Politics

Spies hedge on Huawei, highlight rise in racism reports

Kiwi spy bosses talk about the threat to New Zealand in the wake of March 15, and how other countries' stances on Huawei will affect our own position.

New Zealand’s spy agencies have been dealing with a rise in reports of Kiwis with racist and extremist views following the March 15 terror attack, senior MPs have been told.

Spy bosses have also shed light on New Zealand’s stance towards Huawei, after the United Kingdom’s decision to allow the Chinese telecommunications company into its 5G network.

Speaking to Parliament’s intelligence and security committee on Wednesday, NZ Security Intelligence Service (NZSIS) director-general Rebecca Kitteridge and Government Communications Security Bureau director-general Andrew Hampton outlined their agencies’ increased workloads in the wake of March 15.

Kitteridge said the NZSIS had received 455 “pieces of lead information” in the three months following the attack, with many of those related to people who had expressed racist, Nazi, identitarian, or white supremacist views.

While not all of those had resulted in action, there had been between 30 and 50 people under active investigation by the NZSIS in the last year, she said.

"[The terror attack] has given encouragement to some people, it has been inspirational to other people, so it remains quite a fluid picture."

Speaking to media after a closed-doors session with politicians, Kitteridge said she could not comment on the nature of any threats but said “we don't see anything that should cause people to worry about just going about their daily lives”.
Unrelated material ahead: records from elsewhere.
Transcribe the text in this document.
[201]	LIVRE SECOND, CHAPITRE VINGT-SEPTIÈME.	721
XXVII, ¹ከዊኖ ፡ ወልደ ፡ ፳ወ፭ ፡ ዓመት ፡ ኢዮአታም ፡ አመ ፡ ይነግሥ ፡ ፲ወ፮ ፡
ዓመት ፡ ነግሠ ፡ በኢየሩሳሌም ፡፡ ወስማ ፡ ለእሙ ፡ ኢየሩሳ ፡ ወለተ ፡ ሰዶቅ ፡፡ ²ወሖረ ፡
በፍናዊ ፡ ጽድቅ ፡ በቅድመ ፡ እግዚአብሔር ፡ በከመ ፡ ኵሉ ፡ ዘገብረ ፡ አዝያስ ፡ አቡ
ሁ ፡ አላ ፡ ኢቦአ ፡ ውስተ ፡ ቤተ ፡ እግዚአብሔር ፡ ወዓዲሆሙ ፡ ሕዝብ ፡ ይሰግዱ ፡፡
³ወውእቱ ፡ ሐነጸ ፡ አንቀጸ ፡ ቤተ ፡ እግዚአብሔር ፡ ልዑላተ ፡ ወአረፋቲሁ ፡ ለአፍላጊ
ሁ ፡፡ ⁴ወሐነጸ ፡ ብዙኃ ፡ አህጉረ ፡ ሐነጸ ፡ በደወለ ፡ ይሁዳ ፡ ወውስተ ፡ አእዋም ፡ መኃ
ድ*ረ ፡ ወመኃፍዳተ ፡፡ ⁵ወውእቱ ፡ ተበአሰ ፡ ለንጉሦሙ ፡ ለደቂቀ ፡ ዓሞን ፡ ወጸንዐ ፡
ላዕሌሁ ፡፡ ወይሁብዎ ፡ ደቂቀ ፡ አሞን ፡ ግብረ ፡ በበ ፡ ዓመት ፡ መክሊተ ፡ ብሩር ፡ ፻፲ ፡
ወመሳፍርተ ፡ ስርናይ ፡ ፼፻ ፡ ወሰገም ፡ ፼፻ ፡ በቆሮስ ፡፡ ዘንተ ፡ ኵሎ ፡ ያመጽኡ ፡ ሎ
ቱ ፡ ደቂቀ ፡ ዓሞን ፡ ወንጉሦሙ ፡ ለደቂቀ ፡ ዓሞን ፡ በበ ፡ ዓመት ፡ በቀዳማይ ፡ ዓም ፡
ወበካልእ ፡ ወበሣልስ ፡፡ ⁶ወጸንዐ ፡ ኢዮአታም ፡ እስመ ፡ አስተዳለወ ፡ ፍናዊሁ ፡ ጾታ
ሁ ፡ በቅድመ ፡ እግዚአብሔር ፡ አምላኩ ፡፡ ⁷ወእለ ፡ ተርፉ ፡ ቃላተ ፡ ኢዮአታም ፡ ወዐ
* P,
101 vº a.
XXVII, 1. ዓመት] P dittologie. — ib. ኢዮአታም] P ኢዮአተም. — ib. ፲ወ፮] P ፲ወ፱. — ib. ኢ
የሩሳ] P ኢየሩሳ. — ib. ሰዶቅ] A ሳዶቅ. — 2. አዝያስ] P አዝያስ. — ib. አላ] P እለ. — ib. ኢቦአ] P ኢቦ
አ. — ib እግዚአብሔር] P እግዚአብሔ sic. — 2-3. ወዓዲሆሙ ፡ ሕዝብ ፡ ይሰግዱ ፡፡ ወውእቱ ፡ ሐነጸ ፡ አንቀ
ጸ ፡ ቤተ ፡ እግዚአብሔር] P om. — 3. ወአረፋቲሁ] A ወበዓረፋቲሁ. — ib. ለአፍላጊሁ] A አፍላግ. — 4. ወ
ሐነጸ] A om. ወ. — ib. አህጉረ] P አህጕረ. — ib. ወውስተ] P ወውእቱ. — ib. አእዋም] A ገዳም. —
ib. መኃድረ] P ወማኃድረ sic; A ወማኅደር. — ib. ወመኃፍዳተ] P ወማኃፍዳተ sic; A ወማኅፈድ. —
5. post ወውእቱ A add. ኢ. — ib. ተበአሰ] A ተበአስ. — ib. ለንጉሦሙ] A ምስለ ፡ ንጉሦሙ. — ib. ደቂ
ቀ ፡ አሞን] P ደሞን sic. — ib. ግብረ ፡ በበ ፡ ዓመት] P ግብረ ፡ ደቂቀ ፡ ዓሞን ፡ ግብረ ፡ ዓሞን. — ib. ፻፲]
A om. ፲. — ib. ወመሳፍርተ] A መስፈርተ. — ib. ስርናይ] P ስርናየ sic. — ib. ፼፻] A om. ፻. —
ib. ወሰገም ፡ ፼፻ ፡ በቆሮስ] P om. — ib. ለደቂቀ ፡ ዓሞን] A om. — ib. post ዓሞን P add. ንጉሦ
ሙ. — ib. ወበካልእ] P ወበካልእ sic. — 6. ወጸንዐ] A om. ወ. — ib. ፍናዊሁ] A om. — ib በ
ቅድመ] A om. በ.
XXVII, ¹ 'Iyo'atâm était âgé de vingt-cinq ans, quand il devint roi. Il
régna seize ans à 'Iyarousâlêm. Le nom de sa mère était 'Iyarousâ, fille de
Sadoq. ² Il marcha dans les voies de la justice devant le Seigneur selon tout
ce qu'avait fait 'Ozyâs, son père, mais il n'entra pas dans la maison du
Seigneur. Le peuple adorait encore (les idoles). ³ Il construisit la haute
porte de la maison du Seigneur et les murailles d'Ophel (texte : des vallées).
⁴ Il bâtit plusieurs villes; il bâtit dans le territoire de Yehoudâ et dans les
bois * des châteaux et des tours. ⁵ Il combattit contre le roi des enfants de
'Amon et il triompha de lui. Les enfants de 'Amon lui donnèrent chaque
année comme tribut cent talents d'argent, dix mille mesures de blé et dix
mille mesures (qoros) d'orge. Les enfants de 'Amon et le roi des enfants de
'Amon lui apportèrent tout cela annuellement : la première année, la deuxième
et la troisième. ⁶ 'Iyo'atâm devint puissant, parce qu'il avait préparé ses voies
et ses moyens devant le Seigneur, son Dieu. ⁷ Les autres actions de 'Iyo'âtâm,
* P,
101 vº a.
“If they were ever to see specific attack planning, we would be working with police immediately to disrupt that."

Hampton hush-hush on new Huawei bid

Hampton also spoke to media about Huawei’s role in 5G networks, after the GCSB rejected a Spark proposal as part of the Telecommunications Interception Capability and Security Act (TICSA) to include the Chinese company in its plans.

New Zealand’s position has come under increased scrutiny in recent months, with a number of like-minded nations softening their position on Huawei’s role in 5G networks.

Last month, the United Kingdom announced that Huawei would be allowed to build the “fringe” of its 5G networks but not the core, a decision that reportedly attracted the ire of US President Donald Trump.

On Wednesday (NZT), a strategy paper produced by German Chancellor Angela Merkel’s Christian Democratic Union also stopped short of an outright ban on Huawei technology in the country’s 5G rollout, although it proposed a block on “untrustworthy” companies believed to be subject to state influence.

Following the UK’s decision, Huawei NZ’s deputy managing director Andrew Bowater said the company would contact government ministers to directly make the case for a reconsideration.

However, Hampton would not confirm whether Spark had made a new or amended TICSA application to use Huawei technology, citing both national security and commercial confidentiality grounds.

“These are businesses who are giving their proposals to us: the only reason that we ended up talking publicly about Spark’s earlier notification, which they've subsequently withdrawn, is because they put it into the public arena.”

“I think what everyone accepts is with 5G, the distinction between the core, which are the sensitive parts of the network, and the edge, which are the non-sensitive parts, has become really blurry - indeed, that's intentional."

While New Zealand’s spy agencies received intelligence and technical advice from their partners, the country was in a unique position given its pre-existing laws.

“The difference between us and [the UK] though is we have an established legal framework by which we work this through. There’s not a requirement for New Zealand to come to a national position on these matters because we already have legislation which allows us to do it on a case-by-case basis.”

Hampton said he would not comment in detail about the UK’s position, but in subsequent remarks appeared to cast some doubt on the core/fringe delineation made by the country in allowing Huawei to play a role.

“I think what everyone accepts is with 5G, the distinction between the core, which are the sensitive parts of the network, and the edge, which are the non-sensitive parts, has become really blurry - indeed, that's intentional…

“Can you isolate particular parts of the core from parts of the edge and say that they're not sensitive? Well, that's really a technical issue.

“It's for New Zealand's network operators to come to us with a proposal saying, ‘We think we've found a way to manage those risks’ and we'll look at it on its merits.”